The design incorporates a number of distinguishing features such as:
- The principal load-bearing columns are up to 8 metres apart, as opposed to the more conventional 6 metres found in contemporary tower structures.
- An entirely automated pantograph system will be used to open the windows, allowing direct natural air circulation in the rooms, which is a real innovation for skyscrapers.
- The technical rooms, usually placed on the roof, have been inserted in strategic floors (so that the pool's underlying structure would not diminish ceiling heights on any inhabitable floors) in order to provide breath-taking terraces and views to the top-floor luxury penthouses.
- The triple-glazed façade grid framework is 1.75m wide, thus replacing commonly used 1.35m.
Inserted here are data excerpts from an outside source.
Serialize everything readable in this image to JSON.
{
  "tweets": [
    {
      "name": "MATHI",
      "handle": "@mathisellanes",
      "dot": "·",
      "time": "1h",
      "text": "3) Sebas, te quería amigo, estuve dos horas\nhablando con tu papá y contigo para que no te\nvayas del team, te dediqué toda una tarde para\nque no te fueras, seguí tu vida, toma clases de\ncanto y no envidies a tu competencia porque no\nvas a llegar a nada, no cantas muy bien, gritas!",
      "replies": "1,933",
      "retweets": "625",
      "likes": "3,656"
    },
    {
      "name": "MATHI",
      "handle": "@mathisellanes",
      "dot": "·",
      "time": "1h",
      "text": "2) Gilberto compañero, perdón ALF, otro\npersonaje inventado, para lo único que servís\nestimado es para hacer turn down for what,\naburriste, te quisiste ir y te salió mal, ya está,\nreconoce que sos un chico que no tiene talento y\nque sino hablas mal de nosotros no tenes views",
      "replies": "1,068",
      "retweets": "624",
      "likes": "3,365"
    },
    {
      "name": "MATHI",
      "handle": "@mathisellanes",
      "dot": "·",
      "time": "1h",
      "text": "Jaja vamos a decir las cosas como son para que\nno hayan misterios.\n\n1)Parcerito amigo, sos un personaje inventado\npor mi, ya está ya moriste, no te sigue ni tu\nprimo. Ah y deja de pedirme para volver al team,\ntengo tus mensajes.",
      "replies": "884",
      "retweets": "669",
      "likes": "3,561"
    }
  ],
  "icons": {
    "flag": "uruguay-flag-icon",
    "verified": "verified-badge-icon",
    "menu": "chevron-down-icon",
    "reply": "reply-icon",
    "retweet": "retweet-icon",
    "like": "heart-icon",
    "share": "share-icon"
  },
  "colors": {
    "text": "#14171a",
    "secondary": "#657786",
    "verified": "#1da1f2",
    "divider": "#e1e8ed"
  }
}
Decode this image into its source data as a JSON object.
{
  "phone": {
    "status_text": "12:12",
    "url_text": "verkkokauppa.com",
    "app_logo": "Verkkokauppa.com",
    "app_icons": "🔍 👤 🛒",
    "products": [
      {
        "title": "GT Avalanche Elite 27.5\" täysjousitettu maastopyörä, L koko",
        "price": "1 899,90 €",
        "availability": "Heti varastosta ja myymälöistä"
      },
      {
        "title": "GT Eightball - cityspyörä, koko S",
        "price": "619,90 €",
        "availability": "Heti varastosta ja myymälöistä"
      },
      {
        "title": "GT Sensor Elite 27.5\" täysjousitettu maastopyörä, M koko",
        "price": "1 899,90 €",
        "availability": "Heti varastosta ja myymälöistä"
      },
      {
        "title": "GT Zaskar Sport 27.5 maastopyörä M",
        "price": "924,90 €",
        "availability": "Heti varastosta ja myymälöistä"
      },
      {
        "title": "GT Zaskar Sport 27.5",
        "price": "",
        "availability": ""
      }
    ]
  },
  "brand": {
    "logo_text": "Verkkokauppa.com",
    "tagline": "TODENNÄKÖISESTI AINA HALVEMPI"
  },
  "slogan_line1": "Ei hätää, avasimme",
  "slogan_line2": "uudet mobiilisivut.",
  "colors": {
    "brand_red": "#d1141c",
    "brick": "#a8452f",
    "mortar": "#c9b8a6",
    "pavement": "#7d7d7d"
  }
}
The project inscribed itself within the Paris-La Défense renewal plan, initiated and driven by the EPADESA (local planning authorities).

== History of the project ==
The project was managed by Emin Iskenderov, a Russian property developer. The project was revealed by Norman Foster, on 11 March 2009 at the MIPIM (real estate show for professionals) which took place in Cannes, France. Hermitage Group had originally proposed a different design, by Jacques Ferrier, which was running for the Tour Signal contest. The Tour Signal contest was won by Jean Nouvel's project but Hermitage Group tried to have its towers built anyway. This was possible because Tour Signal's location was free and Ferrier's project was not planned to be at the same location as Nouvel's from the beginning. However Hermitage Group and Ferrier were soon at odds over undisclosed points and Ferrier left the project; Hermitage then announced it would order a new design from Norman Foster, which became the currently known one.

The Hermitage Plaza will be sited over the riverfront end of Les Damiers, a residential estate of four Brutalist towers constructed in 1976; three sections closest to the riverfront, the Anjou and Bretagne towers and Infra lowrise, are slated to be demolished to make way for the project. Hermitage SAS had claimed to have secured the financing of the project. As of March 2024, the Hermitage Plaza Project is still ongoing and its construction permits are valid until May 2026.